Les forces de défense et de sécurité nationale sont à l’école de l’administration et de la sécurisation du processus électoral et ce, jusqu’au 9 septembre prochain. Il s’agit d’une formation modulaire, dénommée BRIDGE, organisée à leur intention dans le cadre de l’organisation des élections au Burkina Faso. Cette formation modulaire BRIDGE signifie, en d’autres termes, «Bâtir des ressources pour la démocratie, la gouvernance et les élections».

Elle porte entre autres, sur la thématique de l’administration et la sécurisation des élections. Ce qui va permettre aux participants, venus des différents corps militaires et paramilitaires, d’échanger et partager les expériences, afin de mettre en place quelque chose qui puisse permettre d’organiser des élections transparentes et crédibles pour tous.

Pour cette mission, 3 formateurs sont à l’avant-garde pour la concrétisation de cette vision commune, à savoir réussir l’organisation de ces élections.

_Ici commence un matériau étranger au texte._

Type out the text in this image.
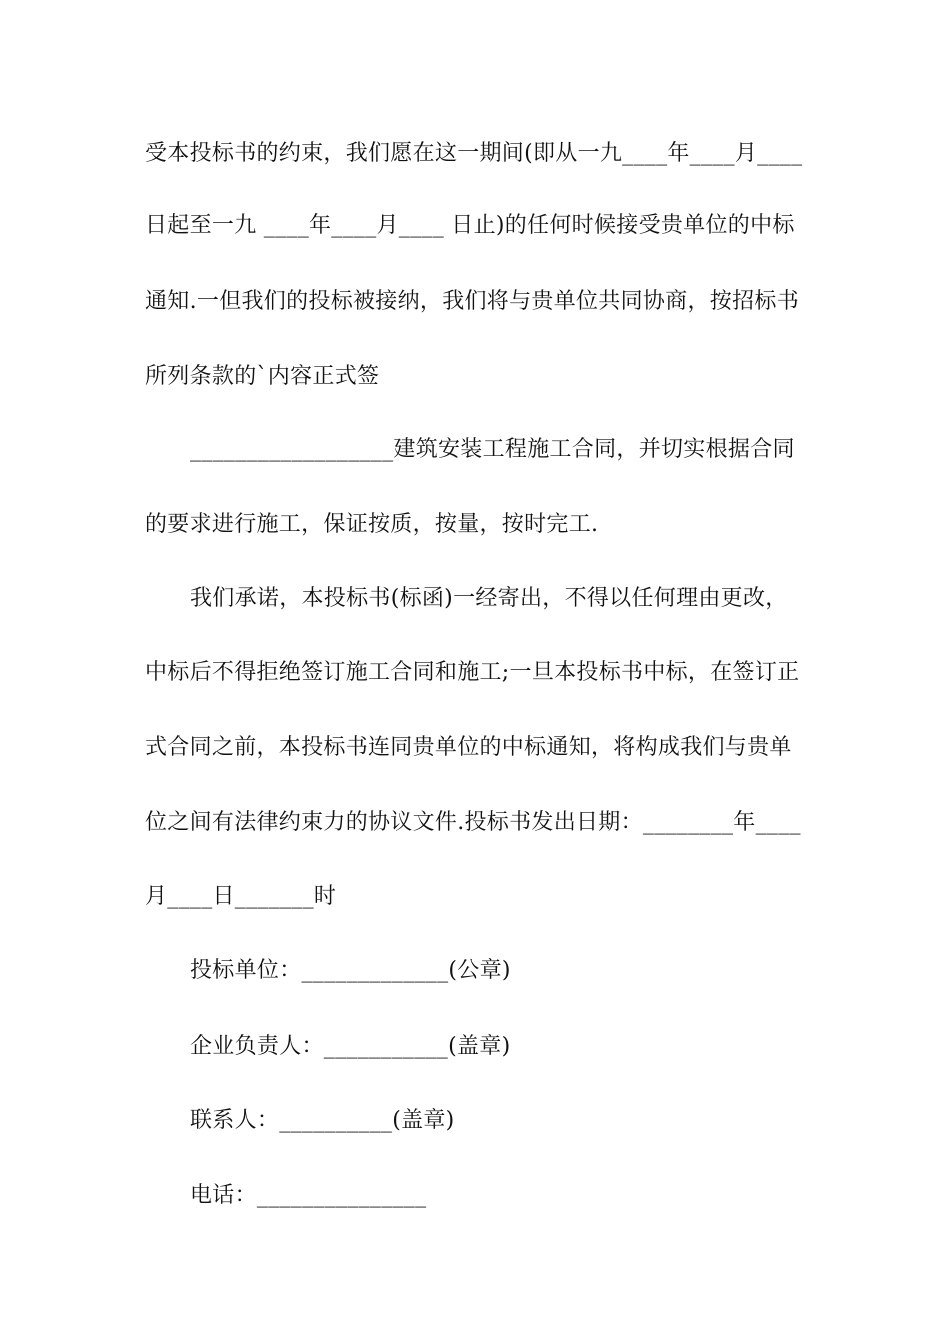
受本投标书的约束，我们愿在这一期间(即从一九____年____月____
日起至一九 ____年____月____ 日止)的任何时候接受贵单位的中标
通知.一但我们的投标被接纳，我们将与贵单位共同协商，按招标书
所列条款的`内容正式签
__________________建筑安装工程施工合同，并切实根据合同
的要求进行施工，保证按质，按量，按时完工.
我们承诺，本投标书(标函)一经寄出，不得以任何理由更改，
中标后不得拒绝签订施工合同和施工;一旦本投标书中标，在签订正
式合同之前，本投标书连同贵单位的中标通知，将构成我们与贵单
位之间有法律约束力的协议文件.投标书发出日期：________年____
月____日_______时
投标单位：_____________(公章)
企业负责人：___________(盖章)
联系人：__________(盖章)
电话：_______________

Ils vont échanger sur les questions liées à l’administration des élections, le vote, les dépouillements et à la transmission des résultats, pour une meilleure sécurisation du processus électoral, à entendre Véronique Kando, formatrice et 2e vice-président de la Commission électorale nationale indépendante (CENI).

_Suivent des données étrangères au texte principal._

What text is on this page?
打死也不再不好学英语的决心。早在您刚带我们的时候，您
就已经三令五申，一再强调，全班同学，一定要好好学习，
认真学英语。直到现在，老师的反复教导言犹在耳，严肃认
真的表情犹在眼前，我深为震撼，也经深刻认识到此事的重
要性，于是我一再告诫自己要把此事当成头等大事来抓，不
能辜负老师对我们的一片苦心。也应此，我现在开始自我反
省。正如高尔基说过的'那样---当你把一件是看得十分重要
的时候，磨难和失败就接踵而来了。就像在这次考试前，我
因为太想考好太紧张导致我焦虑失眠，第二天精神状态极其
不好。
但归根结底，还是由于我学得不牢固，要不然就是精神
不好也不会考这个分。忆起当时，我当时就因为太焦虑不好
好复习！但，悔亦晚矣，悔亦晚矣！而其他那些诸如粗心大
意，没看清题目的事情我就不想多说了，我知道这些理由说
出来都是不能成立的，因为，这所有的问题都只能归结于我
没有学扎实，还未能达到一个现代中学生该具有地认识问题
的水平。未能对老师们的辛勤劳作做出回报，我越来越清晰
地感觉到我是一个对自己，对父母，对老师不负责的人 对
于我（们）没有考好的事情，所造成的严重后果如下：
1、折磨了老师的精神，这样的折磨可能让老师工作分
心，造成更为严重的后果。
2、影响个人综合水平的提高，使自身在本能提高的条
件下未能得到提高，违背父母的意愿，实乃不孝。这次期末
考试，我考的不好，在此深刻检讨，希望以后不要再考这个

Pour le directeur général de la police nationale, Lazare Tarpaga, vice-président de la Commission sécurité, chaque participant doit jouer sa partition le mieux possible, à travers le partage des meilleures expériences possibles. Il a aussi, invité les éléments de forces de défense et de sécurité qui prennent part à cette formation, à se l’approprier le maximum possible, afin de les dupliquer à leurs hommes sur le terrain.

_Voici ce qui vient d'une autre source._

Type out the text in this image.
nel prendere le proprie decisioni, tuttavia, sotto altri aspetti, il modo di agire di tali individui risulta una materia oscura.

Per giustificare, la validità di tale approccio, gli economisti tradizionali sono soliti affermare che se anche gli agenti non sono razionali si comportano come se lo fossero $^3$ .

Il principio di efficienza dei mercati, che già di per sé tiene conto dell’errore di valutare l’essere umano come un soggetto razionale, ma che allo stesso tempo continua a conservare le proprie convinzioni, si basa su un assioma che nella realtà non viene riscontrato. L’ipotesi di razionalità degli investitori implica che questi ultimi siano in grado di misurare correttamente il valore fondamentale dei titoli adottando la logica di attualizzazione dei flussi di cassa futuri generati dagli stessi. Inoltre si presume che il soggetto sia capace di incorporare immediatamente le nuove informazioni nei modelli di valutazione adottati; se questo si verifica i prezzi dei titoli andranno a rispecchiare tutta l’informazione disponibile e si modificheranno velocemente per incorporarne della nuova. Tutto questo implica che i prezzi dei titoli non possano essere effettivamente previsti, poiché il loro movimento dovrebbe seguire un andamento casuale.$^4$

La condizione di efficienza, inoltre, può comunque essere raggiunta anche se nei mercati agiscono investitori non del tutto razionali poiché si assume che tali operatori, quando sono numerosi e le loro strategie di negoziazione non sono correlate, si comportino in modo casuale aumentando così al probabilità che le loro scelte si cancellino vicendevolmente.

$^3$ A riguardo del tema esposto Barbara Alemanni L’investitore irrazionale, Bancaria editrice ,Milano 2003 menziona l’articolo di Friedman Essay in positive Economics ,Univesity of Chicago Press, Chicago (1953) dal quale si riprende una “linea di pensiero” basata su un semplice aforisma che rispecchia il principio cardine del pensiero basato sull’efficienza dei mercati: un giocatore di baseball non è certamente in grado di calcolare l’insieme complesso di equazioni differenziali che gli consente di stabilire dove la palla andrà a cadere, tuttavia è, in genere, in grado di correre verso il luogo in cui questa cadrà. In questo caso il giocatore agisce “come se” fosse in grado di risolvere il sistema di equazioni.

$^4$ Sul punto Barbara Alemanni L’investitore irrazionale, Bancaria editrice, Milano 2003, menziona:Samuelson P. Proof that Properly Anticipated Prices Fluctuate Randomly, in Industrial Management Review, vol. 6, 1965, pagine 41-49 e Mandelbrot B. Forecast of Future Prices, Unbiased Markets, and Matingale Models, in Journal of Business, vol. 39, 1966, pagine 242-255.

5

Ils vont avoir à sécuriser près de 18 000 bureaux de vote et la tâche ne s’annonce pas facile et requiert une formation pointue.

C’est dire que les participants vont devenir à leur tour, des formateurs, puisque le module est sanctionné par un certificat, à la fin des 3 jours de formation.

Quant au représentant de la CENI, Bagayan Joachim, c’est une satisfaction de voir concrétiser cette formation à la sécurisation du processus électoral, à l’intention de ces participants. La formation se tient à la suite d’autres déjà tenues à Ouagadougou et à Léo.

Le directeur général de la police, Lazare Tarpaga, lui, revient sur les attentes de la formation. Trois attentes sont formulées. Il attend que les participants puissent s’approprier les enseignements reçus, apporter un plus, en termes de complément et de pouvoir les dupliquer, au profit de leurs hommes.